Boeing to pay $200m over 737 Max crash statements

The US stock market regulator said the aviation giant and its former chief executive Dennis Muilenburg made false statements about safety issues.

Boeing “put profits over people” in an effort to rehabilitate its image, according to the Securities and Exchange Commission (SEC).

The 737 Max was grounded for 20 months after two crashes killed 346 people.

As part of the settlement Mr Muilenburg will also pay a penalty of $1m.

“In times of crisis and tragedy, it is especially important that public companies and executives provide full, fair, and truthful disclosures to the markets,” SEC chairman Gary Gensler said in a statement.
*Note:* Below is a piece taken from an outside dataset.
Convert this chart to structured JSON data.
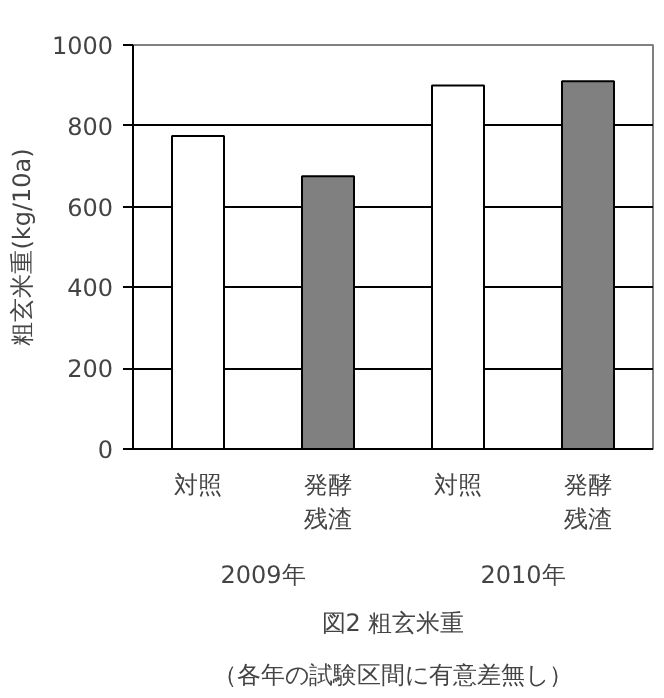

Boeing and Mr Muilenburg “failed in this most basic obligation,” he added.

The SEC’s statement also said that both Boeing and Mr Muilenburg did not admit or deny the regulator’s findings.
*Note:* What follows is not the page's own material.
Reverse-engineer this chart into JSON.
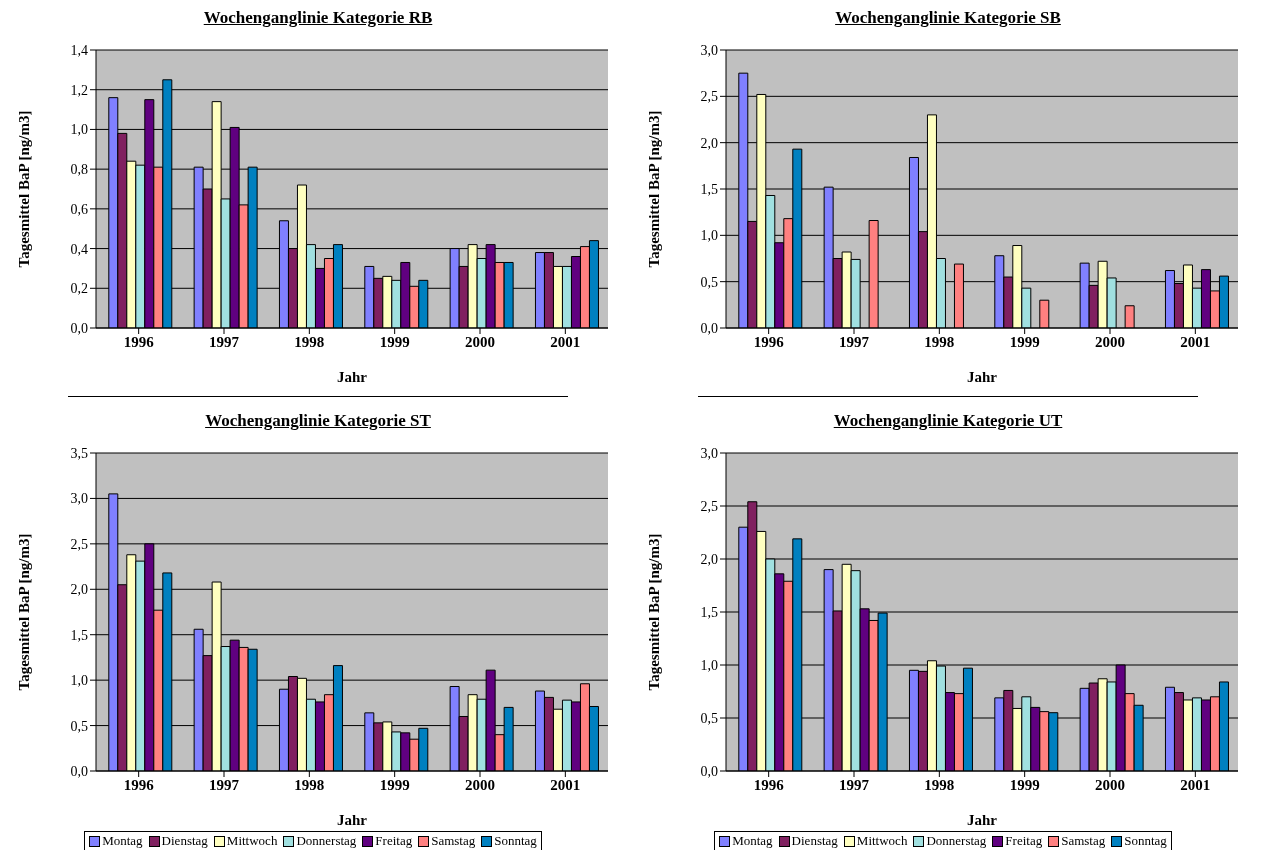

“We will never forget those lost on Lion Air Flight 610 and Ethiopian Airlines Flight 302, and we have made broad and deep changes across our company in response to those accidents,” Boeing said in response to the SEC’s announcement.

“Fundamental changes that have strengthened our safety processes and oversight of safety issues, and have enhanced our culture of safety, quality, and transparency,” the company added.

The SEC said a fund will be established for investors who suffered losses due to the misleading information between 2018 and 2019.

Analysis box by Theo Leggett, business correspondent

This settlement is largely symbolic. The 737 Max scandal has already cost Boeing tens of billions – another $200m will barely register.

But it does give the SEC the chance to call out Boeing and its ex-chief executive Dennis Muilenburg for making assurances about the plane’s safety, when they already knew it had a serious problem – thereby misleading investors.

It’s unlikely this will cause Boeing any meaningful harm. Its corporate reputation had already been severely damaged by the affair. The company is now working hard to restore it, and regain public and investor confidence.

For Mr Muilenberg himself, the financial consequences of the settlement won’t be that painful either. He received some $60m in compensation and benefits when he left the company. But the fact that the SEC chose to charge him personally sends out a powerful signal.

There have been criticisms in some quarters that the ex-boss has not been properly held to account for his role in the affair. On this occasion, though, the finger has been pointed squarely in his direction.


On 29 October 2018, Lion Air Flight 610 crashed into the Java Sea 13 minutes after taking off from Jakarta’s Soekarno-Hatta International Airport, killing all 189 passengers and crew.

Less than five months later, Ethiopian Airlines Flight 302, another Boeing 737 Max on its way to Kenya, crashed six minutes after leaving Ethiopia’s capital Addis Ababa. All 157 people on board were killed.

The crashes were linked to a flight control system called the “Maneuvering Characteristics Augmentation System” (MCAS) in the Boeing 737 Max.

The SEC said that “after the first crash, Boeing and Mr Muilenburg knew that MCAS posed an ongoing airplane safety issue, but assured the public that the 737 Max was safe to fly.

The crashes have cost Boeing more than $20bn, including payments to families of those killed in the crashes.

In the wake of the incidents, the US Congress passed new legislation reforming how the country’s aviation regulator, the Federal Aviation Administration (FAA), certifies new planes.

A small number of trials are expected to start next year to resolve outstanding claims.